The National Institute of Health reports that ten million Americans now have hearing loss caused by too much noise. The Environmental Protection Agency has introduced progressive regulations for quieter and less polluting engines on garden machinery. But we won’t notice the improvement until the regulations come into full force in the year 2006, by which time we will scarcely be able to hear the difference.
Laws won’t help. Making noise is one of those inalienable American rights, like the pursuit of happiness. If the issue gets to the Supreme Court, they will certainly rule in favor of the noise makers, even if they have to yell the judgment at the tops of their voices.

But there may be a technological rather than a legislative solution. The portable CD player makes the most appalling noises available in a private, portable form, injected right into the victim’s eardrums, without disturbing anybody else.

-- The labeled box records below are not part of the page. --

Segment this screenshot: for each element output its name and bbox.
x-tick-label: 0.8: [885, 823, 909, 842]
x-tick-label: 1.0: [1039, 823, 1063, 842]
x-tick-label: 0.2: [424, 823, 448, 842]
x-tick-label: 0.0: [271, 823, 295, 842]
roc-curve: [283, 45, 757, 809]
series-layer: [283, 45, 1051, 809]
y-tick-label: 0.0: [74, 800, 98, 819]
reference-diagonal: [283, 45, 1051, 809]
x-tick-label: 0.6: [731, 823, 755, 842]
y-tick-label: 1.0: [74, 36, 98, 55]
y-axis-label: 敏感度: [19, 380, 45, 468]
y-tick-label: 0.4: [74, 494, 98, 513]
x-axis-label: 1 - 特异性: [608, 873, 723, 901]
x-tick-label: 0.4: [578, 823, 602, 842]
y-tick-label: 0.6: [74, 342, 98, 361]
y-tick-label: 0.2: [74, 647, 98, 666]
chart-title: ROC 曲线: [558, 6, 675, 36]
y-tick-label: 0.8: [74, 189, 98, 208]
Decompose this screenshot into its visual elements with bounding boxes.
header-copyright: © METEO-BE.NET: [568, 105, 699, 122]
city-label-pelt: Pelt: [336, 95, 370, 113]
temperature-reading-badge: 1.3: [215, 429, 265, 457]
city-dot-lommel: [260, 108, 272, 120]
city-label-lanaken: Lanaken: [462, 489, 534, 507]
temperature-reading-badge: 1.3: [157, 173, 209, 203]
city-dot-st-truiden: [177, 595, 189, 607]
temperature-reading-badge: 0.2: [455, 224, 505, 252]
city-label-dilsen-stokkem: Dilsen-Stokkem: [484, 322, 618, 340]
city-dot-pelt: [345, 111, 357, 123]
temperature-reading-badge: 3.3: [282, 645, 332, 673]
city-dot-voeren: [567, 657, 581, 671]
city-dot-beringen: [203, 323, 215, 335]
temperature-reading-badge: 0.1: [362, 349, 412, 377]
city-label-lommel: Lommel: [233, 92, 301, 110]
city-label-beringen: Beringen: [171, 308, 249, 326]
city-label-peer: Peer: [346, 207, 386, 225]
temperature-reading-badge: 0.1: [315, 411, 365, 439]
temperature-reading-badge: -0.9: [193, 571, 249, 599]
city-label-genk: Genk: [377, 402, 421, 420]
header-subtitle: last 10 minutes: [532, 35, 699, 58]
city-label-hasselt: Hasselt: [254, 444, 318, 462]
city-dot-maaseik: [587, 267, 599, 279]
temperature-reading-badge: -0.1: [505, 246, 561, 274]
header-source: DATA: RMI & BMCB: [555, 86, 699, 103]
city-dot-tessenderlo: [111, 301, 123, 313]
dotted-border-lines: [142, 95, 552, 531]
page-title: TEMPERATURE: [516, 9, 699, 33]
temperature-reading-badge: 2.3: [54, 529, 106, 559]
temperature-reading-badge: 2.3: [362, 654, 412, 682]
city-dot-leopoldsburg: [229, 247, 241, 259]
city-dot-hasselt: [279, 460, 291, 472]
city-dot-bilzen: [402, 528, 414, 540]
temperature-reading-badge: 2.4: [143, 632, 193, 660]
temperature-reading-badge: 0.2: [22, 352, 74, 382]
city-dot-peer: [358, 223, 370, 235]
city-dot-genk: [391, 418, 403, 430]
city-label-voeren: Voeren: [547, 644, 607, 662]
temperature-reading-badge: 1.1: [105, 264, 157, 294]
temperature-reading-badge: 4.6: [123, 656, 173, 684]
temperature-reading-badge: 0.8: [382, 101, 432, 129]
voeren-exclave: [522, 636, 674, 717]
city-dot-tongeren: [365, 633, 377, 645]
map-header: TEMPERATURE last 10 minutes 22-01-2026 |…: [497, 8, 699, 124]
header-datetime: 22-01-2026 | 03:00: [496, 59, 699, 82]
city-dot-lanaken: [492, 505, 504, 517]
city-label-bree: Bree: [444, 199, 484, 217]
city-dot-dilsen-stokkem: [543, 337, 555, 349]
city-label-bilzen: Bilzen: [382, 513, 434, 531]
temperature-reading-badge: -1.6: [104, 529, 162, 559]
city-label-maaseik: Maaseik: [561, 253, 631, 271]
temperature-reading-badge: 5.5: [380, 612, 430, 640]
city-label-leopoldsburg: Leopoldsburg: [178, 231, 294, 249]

What we need are some really nasty CDs that would satisfy men’s craving for high-decibel meaningless noise. There’s a big potential market here. “Chainsaw Symphony”; “Strimmer Sonata”; “Dan Drives Twenty Thousand Roofing Nails while Playing his Boom Box full volume”, and so on.

If boys must have their noise, let them have it on headphones, and leave the rest of us to enjoy the natural music of a suburban summer: the birds, the dogs, the insects, the swish of sprinklers and the gentle sounds of a million gardeners, working the old fashioned way, with their hands.